L’innovation se situe à l’étape du concassage-broyage du minerai. Grâce à de l’électricité emmagasinée, il est possible, via des hautes puissances pulsées, de libérer les substances nobles de la roche plus facilement.
«En fait, c’est une technologie militaire utilisée en Russie dans les années 60, raconte le directeur du CTRI, Hassine Bouafif. L’entreprise suisse (SELFRAG) a expérimenté le procédé, mais pas dans le contexte minier. Ils sont donc curieux de voir les résultats.»
«Notre rôle est donc de pouvoir adapter l’usage de cette technologie dans le secteur minier, comme étant une alternative propre et plus économique aux procédés mécaniques conventionnels très énergivores», explique l’hydrométallurgiste au CTRI, Nassima Kemache, aussi membre du groupe de recherche sur les métaux stratégiques, Éléments 08.
Lithium et compagnie
Le nouveau procédé permet des économies importantes pour les entreprises minières, parce qu’il intervient plus tôt dans le processus d’extraction du minerai.
Ici, l’économie est double, souligne M. Bouafif. «Au Québec, on utilise l’hydroélectricité, qui est une énergie propre. On économise donc sur l’énergie fossile pour le concassage-broyage, et aussi sur la production même de l’électricité. Dans d’autres régions du monde, l’électricité est produite avec de l’énergie fossile, mais malgré tout, ce procédé permet des économies.»
Actuellement, les minières de l’Abitibi-Témiscamingue surveillent avec intérêt les travaux du CTRI. «Ils utilisent toujours les anciens procédés, et ils attendent de voir si le jeu en vaut la chandelle, souligne Hassine Bouafif. On évalue les économies d’énergie à environ 20% actuellement.»
Le nouveau procédé peut servir à tout type de minerai, mais il suscite encore plus d’intérêt pour les mines de lithium. «Le spodumène, à plusieurs endroits, est traité avec divers produits chimiques pour en extraire le lithium, explique M. Bouafif. Il s’agit donc de rendre cette première étape encore plus propre.»
L’enjeu est d’autant plus important que le lithium est devenu une substance en demande pour la fabrication de piles pour les voitures électriques. Cette technologie est aussi bonne pour le silicium, utilisé pour la fabrication de panneaux solaires.
L’électricité pulsée permet également un meilleur taux de récupération de la matière noble dans le minerai. «On a constaté une différence entre du minerai concassé mécaniquement et du minerai concassé par électricité pulsée, indique Hassine Bouafif. C’est surtout vrai dans le cas du procédé d’enrichissement du lithium.»

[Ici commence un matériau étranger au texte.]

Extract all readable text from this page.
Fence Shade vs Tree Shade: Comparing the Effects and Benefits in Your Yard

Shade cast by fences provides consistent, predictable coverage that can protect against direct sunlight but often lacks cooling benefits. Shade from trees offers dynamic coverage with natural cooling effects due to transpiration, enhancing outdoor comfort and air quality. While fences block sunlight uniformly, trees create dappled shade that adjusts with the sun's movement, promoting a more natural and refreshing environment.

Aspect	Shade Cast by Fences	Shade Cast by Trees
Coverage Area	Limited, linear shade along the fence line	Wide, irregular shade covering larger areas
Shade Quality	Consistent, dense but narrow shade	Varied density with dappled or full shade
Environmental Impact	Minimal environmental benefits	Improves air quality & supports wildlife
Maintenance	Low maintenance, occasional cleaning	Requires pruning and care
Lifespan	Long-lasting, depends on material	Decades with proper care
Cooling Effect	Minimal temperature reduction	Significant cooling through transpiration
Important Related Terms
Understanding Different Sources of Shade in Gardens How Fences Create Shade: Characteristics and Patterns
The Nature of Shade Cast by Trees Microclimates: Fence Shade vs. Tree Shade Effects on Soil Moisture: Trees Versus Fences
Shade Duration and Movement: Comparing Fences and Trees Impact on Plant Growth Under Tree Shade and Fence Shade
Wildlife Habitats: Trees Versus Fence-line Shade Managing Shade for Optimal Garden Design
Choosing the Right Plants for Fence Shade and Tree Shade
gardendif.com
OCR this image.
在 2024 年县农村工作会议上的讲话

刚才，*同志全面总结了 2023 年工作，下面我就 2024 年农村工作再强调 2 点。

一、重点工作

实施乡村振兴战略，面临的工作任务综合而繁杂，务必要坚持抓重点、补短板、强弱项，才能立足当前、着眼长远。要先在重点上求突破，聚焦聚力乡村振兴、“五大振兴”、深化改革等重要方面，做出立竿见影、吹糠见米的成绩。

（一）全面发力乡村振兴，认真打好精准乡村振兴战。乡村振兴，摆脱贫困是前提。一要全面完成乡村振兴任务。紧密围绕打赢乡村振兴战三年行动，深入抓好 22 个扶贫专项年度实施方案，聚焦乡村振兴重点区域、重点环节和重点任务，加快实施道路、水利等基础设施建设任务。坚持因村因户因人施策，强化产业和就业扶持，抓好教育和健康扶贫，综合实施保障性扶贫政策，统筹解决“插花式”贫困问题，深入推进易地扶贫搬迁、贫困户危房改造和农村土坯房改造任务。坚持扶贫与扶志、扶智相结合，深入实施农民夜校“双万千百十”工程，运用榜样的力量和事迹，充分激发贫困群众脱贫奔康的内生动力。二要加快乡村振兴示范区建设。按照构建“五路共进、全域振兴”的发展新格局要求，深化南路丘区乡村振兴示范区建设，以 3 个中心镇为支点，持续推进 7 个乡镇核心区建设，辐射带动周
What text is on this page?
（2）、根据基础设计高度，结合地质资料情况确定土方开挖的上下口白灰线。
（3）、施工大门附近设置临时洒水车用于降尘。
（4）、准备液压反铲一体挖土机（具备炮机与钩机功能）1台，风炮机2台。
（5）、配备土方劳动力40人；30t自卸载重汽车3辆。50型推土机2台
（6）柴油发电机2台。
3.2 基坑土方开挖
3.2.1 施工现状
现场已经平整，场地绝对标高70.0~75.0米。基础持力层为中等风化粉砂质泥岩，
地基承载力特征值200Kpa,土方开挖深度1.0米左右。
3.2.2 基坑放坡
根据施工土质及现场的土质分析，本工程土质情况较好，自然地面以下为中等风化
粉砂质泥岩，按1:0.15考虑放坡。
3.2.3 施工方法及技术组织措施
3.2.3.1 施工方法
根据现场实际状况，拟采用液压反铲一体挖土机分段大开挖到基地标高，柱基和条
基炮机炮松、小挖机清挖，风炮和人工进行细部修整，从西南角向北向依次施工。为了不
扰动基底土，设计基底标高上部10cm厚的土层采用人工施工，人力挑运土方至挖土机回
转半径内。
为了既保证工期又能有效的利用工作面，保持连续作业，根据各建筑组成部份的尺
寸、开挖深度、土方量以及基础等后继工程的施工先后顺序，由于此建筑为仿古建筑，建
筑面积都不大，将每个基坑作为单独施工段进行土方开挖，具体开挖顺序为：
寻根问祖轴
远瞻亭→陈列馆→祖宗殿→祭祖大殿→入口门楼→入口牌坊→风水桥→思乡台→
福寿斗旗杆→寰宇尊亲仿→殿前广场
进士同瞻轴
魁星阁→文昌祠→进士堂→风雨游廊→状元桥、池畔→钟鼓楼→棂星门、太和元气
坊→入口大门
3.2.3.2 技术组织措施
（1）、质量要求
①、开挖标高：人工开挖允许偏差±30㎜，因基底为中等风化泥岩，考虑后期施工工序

Le projet laisse entrevoir un éventuel partenariat entre Canadiens et Suisses. «Amener notre technologie à une échelle industrielle minière via la collaboration avec les partenaires miniers canadiens est pour nous une idée très excitante, a indiqué par voie de communiqué le directeur général de SELFRAG, Frédéric von der Weid. Nous espérons que cette collaboration évoluera vers un partenariat stratégique avec le CTRI et, pourquoi pas, avec le secteur minier du Canada.»